The second core objective was to evaluate the mechanical, physical, and thermal properties of WPC obtained from blending Paulownia wood flour with high density polyethylene because there have been relatively few studies of the use of Paulownia wood (PW) as a fiber reinforcement for thermoplastics.10,43,44’69 There is interest in using Paulownia wood flour derived from juvenile trees since small diameter short — rotation woody crop trees are likely to be a source of woody biomass needed by the US in the future. This study used PW flour derived from juvenile tree biomass (i. e., 36-month-old). The use of a maleate PE was employed as part of the scope of the project. Further, because chemical modification through acetylation or malation of filler materials may affect the performance of reinforcement, the mechanical and flexural properties of WPC derived from PW that had been acetylated and acety — lated/maleate was examined.

The third core objective was an evaluation of the physical and mechanical prop­erties of “mixed” composites composed of DDGS mixed with pine wood (PINEW) was conducted due to their relatively unique chemical make-up. The mechanical and flexural properties of these composites were benchmarked to formulations con­taining just PINEW or DDGS as well as to neat HDPE. The mechanical property outcomes were normalized to the control HDPE for ease of assessing the benefit of various filler treatments.

Because bio-composites are subject to degradation by water, water immersion tests were administered on tensile bars composites to evaluate their environmental durability.
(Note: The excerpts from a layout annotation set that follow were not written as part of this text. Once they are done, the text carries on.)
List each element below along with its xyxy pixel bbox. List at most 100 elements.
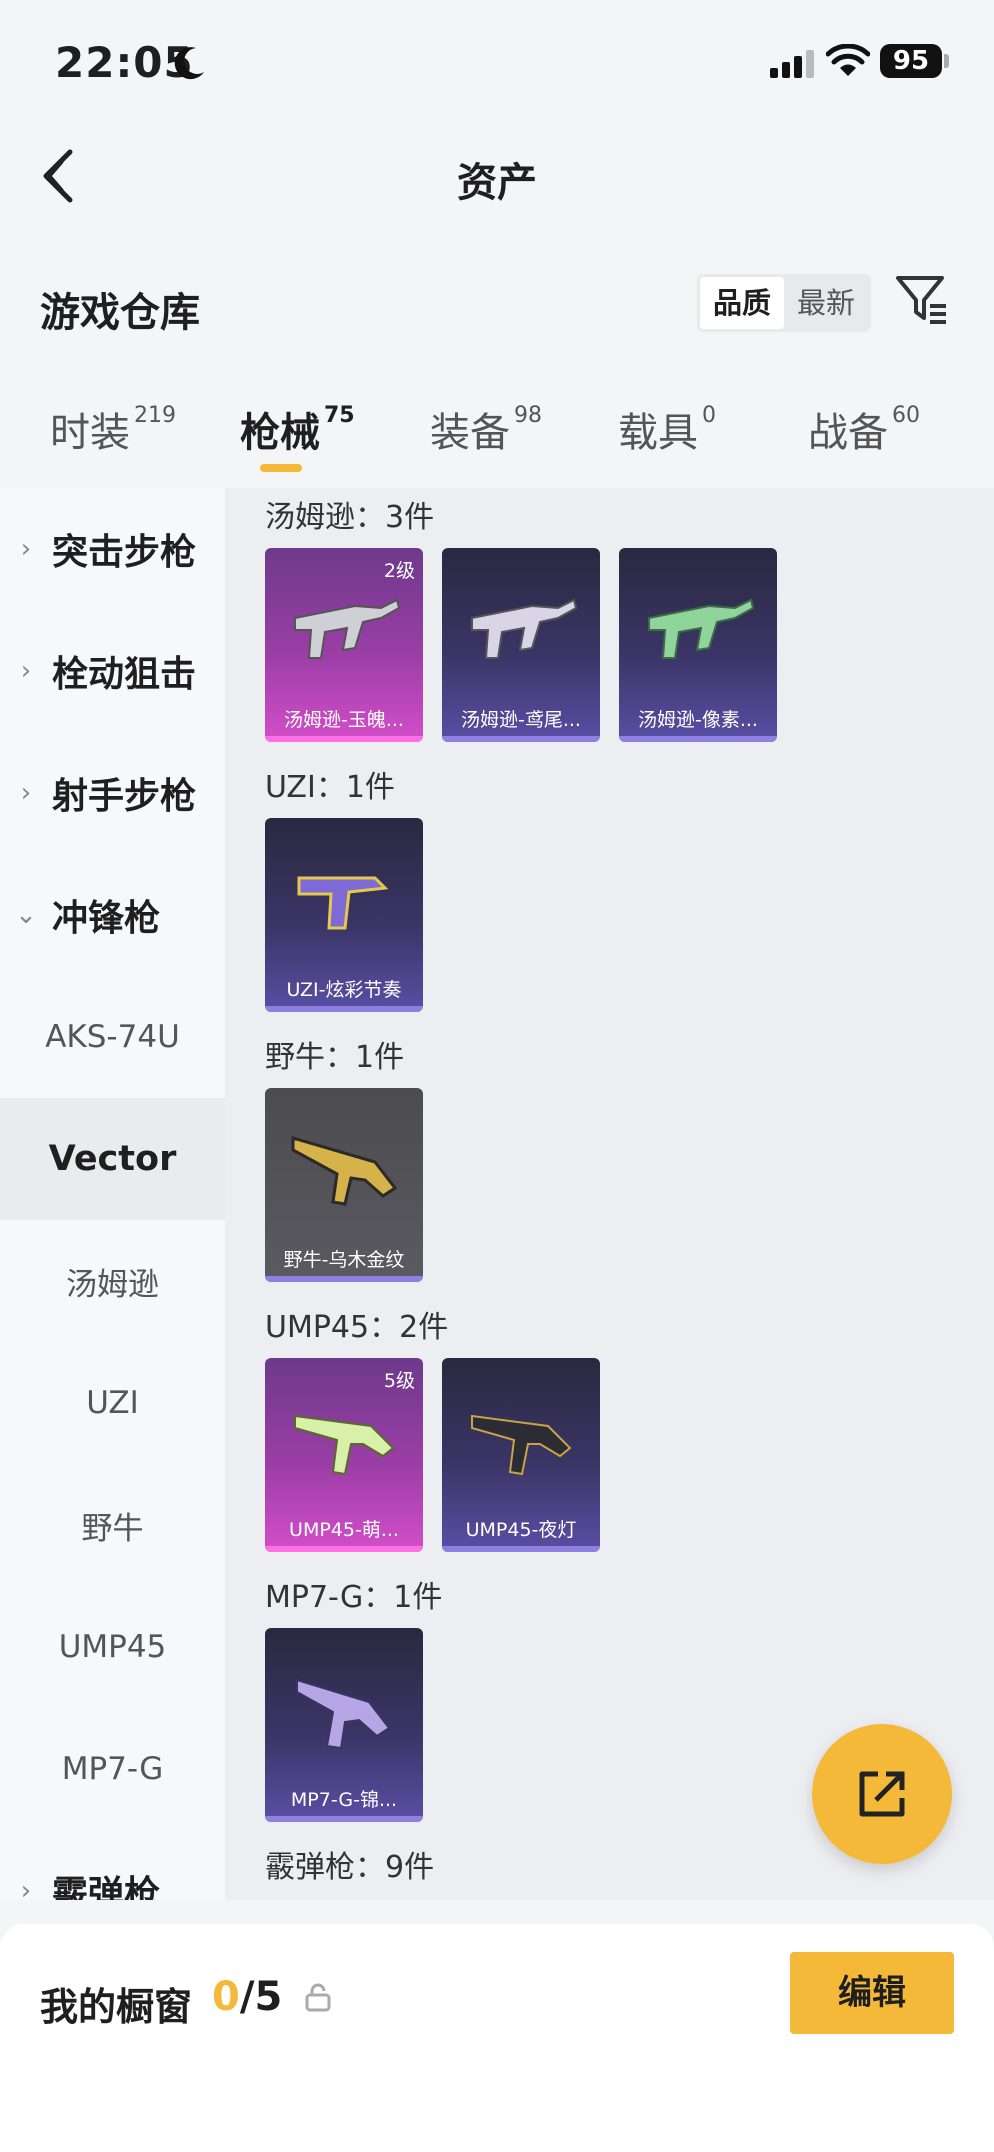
weapon-level: 5级 bbox=[383, 1370, 415, 1392]
tab-label: 装备 bbox=[430, 410, 510, 456]
rarity-bar bbox=[265, 1006, 423, 1012]
weapon-name: UZI-炫彩节奏 bbox=[286, 979, 402, 1001]
uzi-icon bbox=[297, 876, 389, 930]
weapon-grid: 汤姆逊：3件 2级 汤姆逊-玉魄... 汤姆逊-鸢尾... 汤姆逊-像素... … bbox=[225, 488, 994, 1900]
sidebar-category-label: 冲锋枪 bbox=[52, 898, 161, 939]
sidebar-item-vector[interactable]: Vector bbox=[0, 1098, 225, 1220]
weapon-card[interactable]: 汤姆逊-像素... bbox=[619, 548, 777, 742]
tab-count: 219 bbox=[134, 403, 176, 428]
chevron-right-icon: › bbox=[20, 534, 32, 564]
weapon-card[interactable]: UZI-炫彩节奏 bbox=[265, 818, 423, 1012]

Weights, thickness, and mechanical properties were measured before and after the immersion tests. Finally, because bio-fiber materials are sensitive to heat exposure during processing, differential scanning calorimetry and thermogravimet­ric analysis were conducted on DDGS, PW, and PINEW composites to evaluate their thermal properties to assess any implications of processing on these materials.